In September, the city had been terrorized by a rash of killings. Four Black men were killed in random shootings, all separate incidents, all using .22 caliber bullets. Ultimately, they would learn that those killings were connected, as were the murders of another man in Rochester, and yet another Buffalo man, both of whom were killed at the end of December. Law enforcement got a tip from Georgia's Fort Benning Army base. They'd been having issues with a new recruit, who had attacked another man in the shower. After his arrest for that incident, he attacked several others — all of whom were Black or Puerto Rican.

Joseph Christopher was ultimately arrested and put on trial for the killings and attacks in New York. According to The New York Times, he insisted on representing himself, and after a series of verdicts, appeals, retrials, and psychiatric evaluations, was ultimately found guilty and handed a series of sentences that, the AP reported, would see him spending the rest of his life in jail. He did — he died in Attica, in 1993.

Valentino Dixon

At a glance, it seems straightforward. In 1991, a fight broke out in front of a Buffalo hot dog joint. One person, Torriano Jackson, didn't walk away. Police later arrested Valentino Dixon for the shooting, and he was ultimately sentenced to 38.5 years in prison — most of which he was going to be serving in Attica. That comes with a huge "but" though: Dixon didn't do it. After his arrest, another man confessed to the shooting, but no one ever followed up on the confession.

Dixon took solace in something he hadn't explored in a long time: art. And here's where things took an incredible (albeit slow) turn, when one of Attica's correctional officers asked him to draw one of the greens of the Augusta National Golf Club. He did, and was so inspired that he started drawing more golf courses, eventually writing to Golf Digest about his art, his conviction, and how important the works had become.

The so-called "artist of Attica" was ultimately featured in a piece at the magazine, and that got him some serious attention. In 2018, a group of Georgetown University students decided to reinvestigate the case, and they actually came up with enough new evidence that it started a review process. After 27 years in prison, Dixon was found innocent and released. He went on to start an organization called Art of Freedom, which advocates on behalf of those wrongfully convicted (via CNN). He gave Michelle Obama that original drawing.

H. Rap Brown/Jamil Abdullah Al-Amin

The National Archives says that when H. Rap Brown was campaigning to have his Student Nonviolent Coordinating Committee join up with the Black Panthers, he didn't really have much luck in convincing others to see eye-to-eye with him. That likely had something to do with the criminal charges he was avoiding, and it wasn't until 1971 that he was finally arrested, put on trial for armed robbery, and sent to Attica.

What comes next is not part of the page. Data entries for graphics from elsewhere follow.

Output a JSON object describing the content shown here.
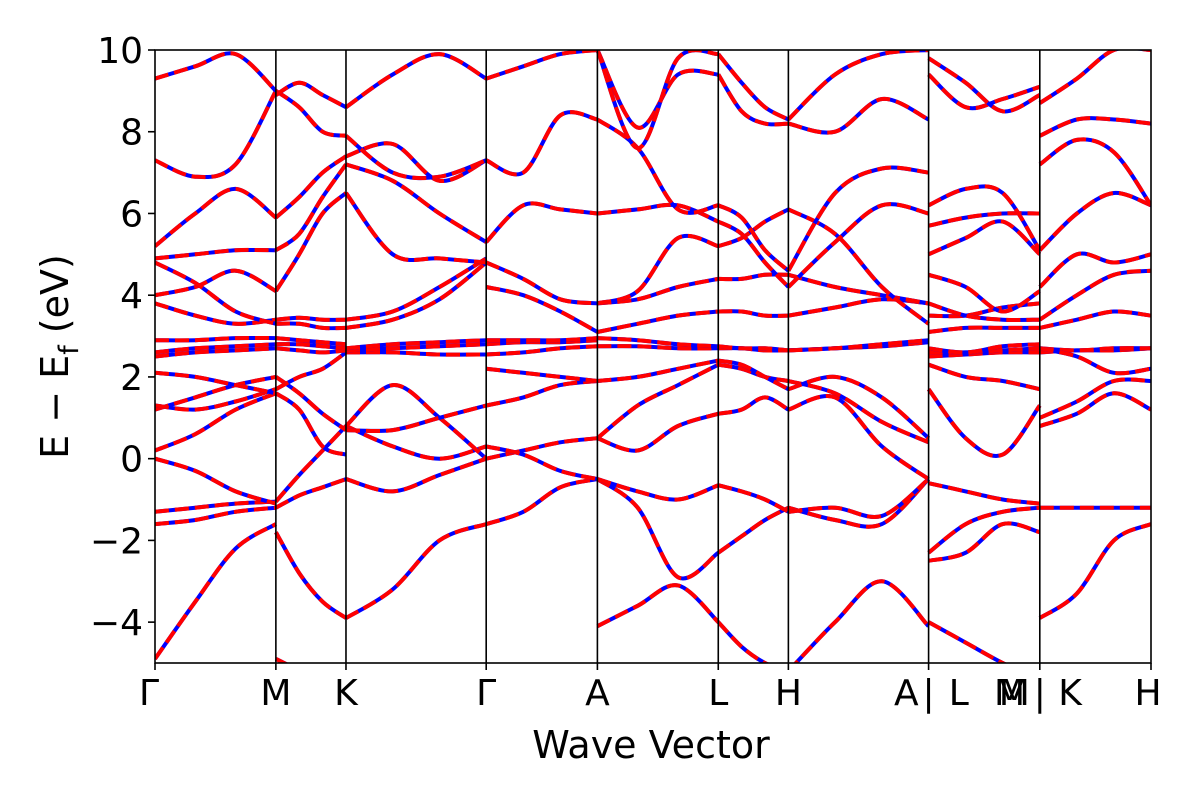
{
  "chart_data": {
    "type": "line",
    "title": "",
    "xlabel": "Wave Vector",
    "ylabel_main": "E − E",
    "ylabel_sub": "f",
    "ylabel_unit": " (eV)",
    "ylim": [
      -5,
      10
    ],
    "yticks": [
      -4,
      -2,
      0,
      2,
      4,
      6,
      8,
      10
    ],
    "ytick_labels": [
      "−4",
      "−2",
      "0",
      "2",
      "4",
      "6",
      "8",
      "10"
    ],
    "kpath_ticks": [
      {
        "k": 0.0,
        "label": "Γ"
      },
      {
        "k": 1.0,
        "label": "M"
      },
      {
        "k": 1.58,
        "label": "K"
      },
      {
        "k": 2.74,
        "label": "Γ"
      },
      {
        "k": 3.66,
        "label": "A"
      },
      {
        "k": 4.66,
        "label": "L"
      },
      {
        "k": 5.24,
        "label": "H"
      },
      {
        "k": 6.4,
        "label": "A | L"
      },
      {
        "k": 7.32,
        "label": "M | K"
      },
      {
        "k": 8.24,
        "label": "H"
      }
    ],
    "extra_labels": [
      {
        "k": 6.65,
        "label": "L"
      },
      {
        "k": 7.07,
        "label": "M"
      },
      {
        "k": 7.57,
        "label": "K"
      }
    ],
    "grid": false,
    "series_colors": [
      "#0000ff",
      "#ff0000"
    ],
    "segments": [
      {
        "k0": 0.0,
        "k1": 1.0,
        "bands": [
          [
            -4.9,
            -3.5,
            -2.2,
            -1.6
          ],
          [
            -1.6,
            -1.5,
            -1.3,
            -1.2
          ],
          [
            -1.3,
            -1.2,
            -1.1,
            -1.05
          ],
          [
            0.0,
            -0.3,
            -0.8,
            -1.1
          ],
          [
            0.2,
            0.6,
            1.2,
            1.6
          ],
          [
            1.2,
            1.5,
            1.8,
            2.0
          ],
          [
            1.3,
            1.2,
            1.4,
            1.7
          ],
          [
            2.1,
            2.0,
            1.8,
            1.6
          ],
          [
            2.5,
            2.6,
            2.65,
            2.7
          ],
          [
            2.6,
            2.7,
            2.75,
            2.8
          ],
          [
            2.9,
            2.9,
            2.95,
            2.95
          ],
          [
            3.8,
            3.5,
            3.3,
            3.4
          ],
          [
            4.0,
            4.2,
            4.6,
            4.1
          ],
          [
            4.8,
            4.3,
            3.6,
            3.3
          ],
          [
            4.9,
            5.0,
            5.1,
            5.1
          ],
          [
            5.2,
            6.0,
            6.6,
            5.9
          ],
          [
            7.3,
            6.9,
            7.2,
            9.0
          ],
          [
            9.3,
            9.6,
            9.9,
            9.0
          ]
        ]
      },
      {
        "k0": 1.0,
        "k1": 1.58,
        "bands": [
          [
            -4.9,
            -5.2,
            -5.6,
            -5.8
          ],
          [
            -1.8,
            -2.8,
            -3.5,
            -3.9
          ],
          [
            -1.2,
            -0.9,
            -0.7,
            -0.5
          ],
          [
            -1.05,
            -0.4,
            0.2,
            0.8
          ],
          [
            1.6,
            1.2,
            0.3,
            0.1
          ],
          [
            2.0,
            1.6,
            1.1,
            0.7
          ],
          [
            1.7,
            2.0,
            2.2,
            2.6
          ],
          [
            2.7,
            2.65,
            2.6,
            2.65
          ],
          [
            2.8,
            2.8,
            2.75,
            2.7
          ],
          [
            2.95,
            2.9,
            2.85,
            2.8
          ],
          [
            3.3,
            3.3,
            3.2,
            3.2
          ],
          [
            3.4,
            3.45,
            3.4,
            3.4
          ],
          [
            4.1,
            5.0,
            6.0,
            6.5
          ],
          [
            5.1,
            5.5,
            6.4,
            7.2
          ],
          [
            5.9,
            6.4,
            7.0,
            7.4
          ],
          [
            9.0,
            8.6,
            8.0,
            7.9
          ],
          [
            8.9,
            9.2,
            8.9,
            8.6
          ]
        ]
      },
      {
        "k0": 1.58,
        "k1": 2.74,
        "bands": [
          [
            -3.9,
            -3.2,
            -2.0,
            -1.6
          ],
          [
            -0.5,
            -0.8,
            -0.4,
            0.0
          ],
          [
            0.8,
            0.3,
            0.0,
            0.3
          ],
          [
            0.8,
            1.8,
            1.0,
            0.0
          ],
          [
            0.7,
            0.7,
            1.0,
            1.3
          ],
          [
            2.6,
            2.6,
            2.55,
            2.55
          ],
          [
            2.65,
            2.7,
            2.75,
            2.8
          ],
          [
            2.7,
            2.8,
            2.85,
            2.9
          ],
          [
            3.2,
            3.4,
            3.9,
            4.8
          ],
          [
            3.4,
            3.6,
            4.2,
            4.9
          ],
          [
            6.5,
            5.0,
            4.9,
            4.8
          ],
          [
            7.2,
            6.8,
            6.0,
            5.3
          ],
          [
            7.4,
            7.7,
            6.8,
            7.3
          ],
          [
            7.9,
            7.0,
            6.9,
            7.3
          ],
          [
            8.6,
            9.4,
            9.9,
            9.3
          ]
        ]
      },
      {
        "k0": 2.74,
        "k1": 3.66,
        "bands": [
          [
            -1.6,
            -1.3,
            -0.7,
            -0.5
          ],
          [
            0.0,
            0.2,
            0.4,
            0.5
          ],
          [
            0.3,
            0.1,
            -0.3,
            -0.5
          ],
          [
            1.3,
            1.5,
            1.8,
            1.9
          ],
          [
            2.2,
            2.1,
            2.0,
            1.9
          ],
          [
            2.55,
            2.6,
            2.7,
            2.75
          ],
          [
            2.8,
            2.85,
            2.85,
            2.9
          ],
          [
            2.9,
            2.9,
            2.9,
            2.95
          ],
          [
            4.2,
            4.0,
            3.6,
            3.1
          ],
          [
            4.8,
            4.4,
            3.9,
            3.8
          ],
          [
            5.3,
            6.2,
            6.1,
            6.0
          ],
          [
            7.3,
            7.0,
            8.4,
            8.3
          ],
          [
            9.3,
            9.6,
            9.9,
            10.0
          ]
        ]
      },
      {
        "k0": 3.66,
        "k1": 4.66,
        "bands": [
          [
            -4.1,
            -3.6,
            -3.1,
            -4.0
          ],
          [
            -0.5,
            -1.2,
            -2.9,
            -2.3
          ],
          [
            -0.5,
            -0.8,
            -1.0,
            -0.65
          ],
          [
            0.5,
            0.2,
            0.8,
            1.1
          ],
          [
            0.5,
            1.3,
            1.8,
            2.3
          ],
          [
            1.9,
            2.0,
            2.2,
            2.4
          ],
          [
            2.75,
            2.75,
            2.7,
            2.7
          ],
          [
            2.95,
            2.9,
            2.8,
            2.75
          ],
          [
            3.1,
            3.3,
            3.5,
            3.6
          ],
          [
            3.8,
            3.9,
            4.2,
            4.4
          ],
          [
            3.8,
            4.1,
            5.4,
            5.2
          ],
          [
            6.0,
            6.1,
            6.2,
            5.8
          ],
          [
            8.3,
            7.6,
            6.1,
            6.2
          ],
          [
            10.0,
            8.1,
            9.4,
            9.4
          ],
          [
            10.0,
            7.6,
            9.8,
            9.9
          ]
        ]
      },
      {
        "k0": 4.66,
        "k1": 5.24,
        "bands": [
          [
            -4.0,
            -4.6,
            -5.0,
            -5.2
          ],
          [
            -2.3,
            -1.9,
            -1.5,
            -1.2
          ],
          [
            -0.65,
            -0.8,
            -1.0,
            -1.3
          ],
          [
            1.1,
            1.2,
            1.5,
            1.2
          ],
          [
            2.3,
            2.2,
            2.0,
            1.9
          ],
          [
            2.4,
            2.3,
            2.0,
            1.7
          ],
          [
            2.7,
            2.7,
            2.65,
            2.65
          ],
          [
            2.75,
            2.7,
            2.7,
            2.65
          ],
          [
            3.6,
            3.6,
            3.5,
            3.5
          ],
          [
            4.4,
            4.4,
            4.5,
            4.5
          ],
          [
            5.2,
            5.4,
            5.8,
            6.1
          ],
          [
            5.8,
            5.5,
            4.8,
            4.2
          ],
          [
            6.2,
            5.9,
            5.1,
            4.6
          ],
          [
            9.4,
            8.5,
            8.2,
            8.2
          ],
          [
            9.9,
            9.2,
            8.6,
            8.3
          ]
        ]
      },
      {
        "k0": 5.24,
        "k1": 6.4,
        "bands": [
          [
            -5.2,
            -4.0,
            -3.0,
            -4.1
          ],
          [
            -1.2,
            -1.5,
            -1.6,
            -0.5
          ],
          [
            -1.3,
            -1.2,
            -1.4,
            -0.5
          ],
          [
            1.2,
            1.5,
            0.3,
            -0.5
          ],
          [
            1.9,
            1.6,
            0.9,
            0.4
          ],
          [
            1.7,
            2.0,
            1.5,
            0.5
          ],
          [
            2.65,
            2.7,
            2.75,
            2.85
          ],
          [
            2.65,
            2.7,
            2.8,
            2.9
          ],
          [
            3.5,
            3.7,
            3.9,
            3.8
          ],
          [
            4.5,
            4.2,
            4.0,
            3.8
          ],
          [
            6.1,
            5.5,
            4.2,
            3.3
          ],
          [
            4.2,
            5.3,
            6.2,
            6.0
          ],
          [
            4.6,
            6.5,
            7.1,
            7.0
          ],
          [
            8.2,
            8.0,
            8.8,
            8.3
          ],
          [
            8.3,
            9.4,
            9.9,
            10.0
          ]
        ]
      },
      {
        "k0": 6.4,
        "k1": 7.32,
        "bands": [
          [
            -4.0,
            -4.5,
            -5.0,
            -5.4
          ],
          [
            -2.3,
            -1.6,
            -1.3,
            -1.2
          ],
          [
            -2.5,
            -2.3,
            -1.6,
            -1.8
          ],
          [
            -0.6,
            -0.8,
            -1.0,
            -1.1
          ],
          [
            1.7,
            0.5,
            0.1,
            1.3
          ],
          [
            2.3,
            2.0,
            1.9,
            1.7
          ],
          [
            2.5,
            2.55,
            2.6,
            2.6
          ],
          [
            2.6,
            2.6,
            2.65,
            2.7
          ],
          [
            2.7,
            2.6,
            2.75,
            2.8
          ],
          [
            3.1,
            3.2,
            3.2,
            3.2
          ],
          [
            3.5,
            3.5,
            3.7,
            3.8
          ],
          [
            3.8,
            3.5,
            3.4,
            3.4
          ],
          [
            4.5,
            4.2,
            3.6,
            4.1
          ],
          [
            5.0,
            5.4,
            5.8,
            5.0
          ],
          [
            5.7,
            5.9,
            6.0,
            6.0
          ],
          [
            6.2,
            6.6,
            6.5,
            5.1
          ],
          [
            9.4,
            8.6,
            8.8,
            9.1
          ],
          [
            9.8,
            9.2,
            8.5,
            8.9
          ]
        ]
      },
      {
        "k0": 7.32,
        "k1": 8.24,
        "bands": [
          [
            -3.9,
            -3.3,
            -2.0,
            -1.6
          ],
          [
            -1.2,
            -1.2,
            -1.2,
            -1.2
          ],
          [
            0.8,
            1.1,
            1.6,
            1.2
          ],
          [
            1.0,
            1.4,
            1.9,
            1.9
          ],
          [
            2.6,
            2.65,
            2.65,
            2.7
          ],
          [
            2.7,
            2.65,
            2.7,
            2.7
          ],
          [
            2.7,
            2.5,
            2.1,
            2.2
          ],
          [
            3.2,
            3.4,
            3.6,
            3.5
          ],
          [
            3.4,
            4.0,
            4.5,
            4.6
          ],
          [
            4.2,
            5.0,
            4.8,
            5.0
          ],
          [
            5.1,
            6.0,
            6.5,
            6.2
          ],
          [
            7.9,
            8.3,
            8.3,
            8.2
          ],
          [
            7.2,
            7.8,
            7.5,
            6.2
          ],
          [
            8.7,
            9.3,
            10.0,
            10.0
          ]
        ]
      }
    ]
  }
}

The Los Angeles Times says that he only served four years of his five-to-15 sentence, and while he was there, he converted to Islam (and would later become a cleric), afterwards becoming known as Jamil Abdullah Al-Amin. After he was paroled, he spent some time living in Georgia and running his own grocery store in Atlanta, but he was back in court in 2002. This time, it was on murder charges, following a run-in with two police who were trying to carry out a bench warrant that had been issued after Al-Amin was accused of impersonating law enforcement and theft.

Al-Amin was ultimately convicted, and when he appealed to take the case to the Supreme Court, the Associated Press reported that they denied him.